The latter translation is probably correct for three reasons. First, the two halves of v 2 are antithetical. Verse 2b concerns increasing the productivity of productive branches. This suggests that v 2a concerns stimulating productivity of unproductive ones. Second, not until v 6 is the removal of unproductive branches clearly discussed. The distance seems to suggest that removal is normally not instantaneous. Third, there is a play on words in this verse which suggests that the goal of the intervention in each type of branch is to heighten productivity.
“He prunes” is the same Greek verb as “He lifts up” except that a prefix is added (kathairei vs. airei). The pruning of a productive branch refers to what God does in the life of a fruitful believer “that it may bear more fruit.” God’s discipline is not merely directed at unfaithful believers. God disciplines faithful believers as well (cf. Hebrews 12:3–11; James 1:2–12).

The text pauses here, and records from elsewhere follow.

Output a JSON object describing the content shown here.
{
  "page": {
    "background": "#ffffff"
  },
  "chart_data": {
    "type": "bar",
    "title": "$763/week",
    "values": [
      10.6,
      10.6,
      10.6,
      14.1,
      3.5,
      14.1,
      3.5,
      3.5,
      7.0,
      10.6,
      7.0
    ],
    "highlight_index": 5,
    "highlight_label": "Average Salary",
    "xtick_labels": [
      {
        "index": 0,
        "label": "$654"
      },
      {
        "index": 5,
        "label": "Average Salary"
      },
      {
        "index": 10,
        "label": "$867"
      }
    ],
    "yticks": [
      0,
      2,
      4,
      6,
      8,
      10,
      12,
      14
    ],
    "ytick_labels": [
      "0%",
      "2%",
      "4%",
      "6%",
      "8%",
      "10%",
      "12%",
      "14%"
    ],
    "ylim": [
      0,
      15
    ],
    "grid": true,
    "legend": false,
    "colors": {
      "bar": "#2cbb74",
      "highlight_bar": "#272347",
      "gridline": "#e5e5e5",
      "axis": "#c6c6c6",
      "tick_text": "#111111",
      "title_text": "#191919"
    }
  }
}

In conclusion, I would like to remind everyone of Luke 6:41-44, “Why do you look at the speck that is in your brother’s eye, but do not notice the log that is in your own eye? “Or how can you say to your brother, ‘Brother, let me take out the speck that is in your eye,’ when you yourself do not see the log that is in your own eye? You hypocrite, first take the log out of your own eye, and then you will see clearly to take out the speck that is in your brother’s eye. “For there is no good tree which produces bad fruit, nor, on the other hand, a bad tree which produces good fruit. “For each tree is known by its own fruit.”
Jesus is the vine (John 15:1). You can’t be a Christian unless you are part of the vine. It is easy to misinterpret metaphors. Bearing fruit has nothing to do with being saved or not. Just being a vine, means one is already saved. The passage in Matthew 7 is about false teachers, not about unbelievers verse believers. There is only one way to salvation believing in Jesus. Believing or faith is a mental activity. No human being can tell what another human thinks. You can’t judge a person by their “works” or fruit-bearing in order to tell if they are saved or not. Only God can judge someone’s heart. Work out your “own” salvation, striving to become more Christlike. It’s not your job to tell if someone is righteous with God or not.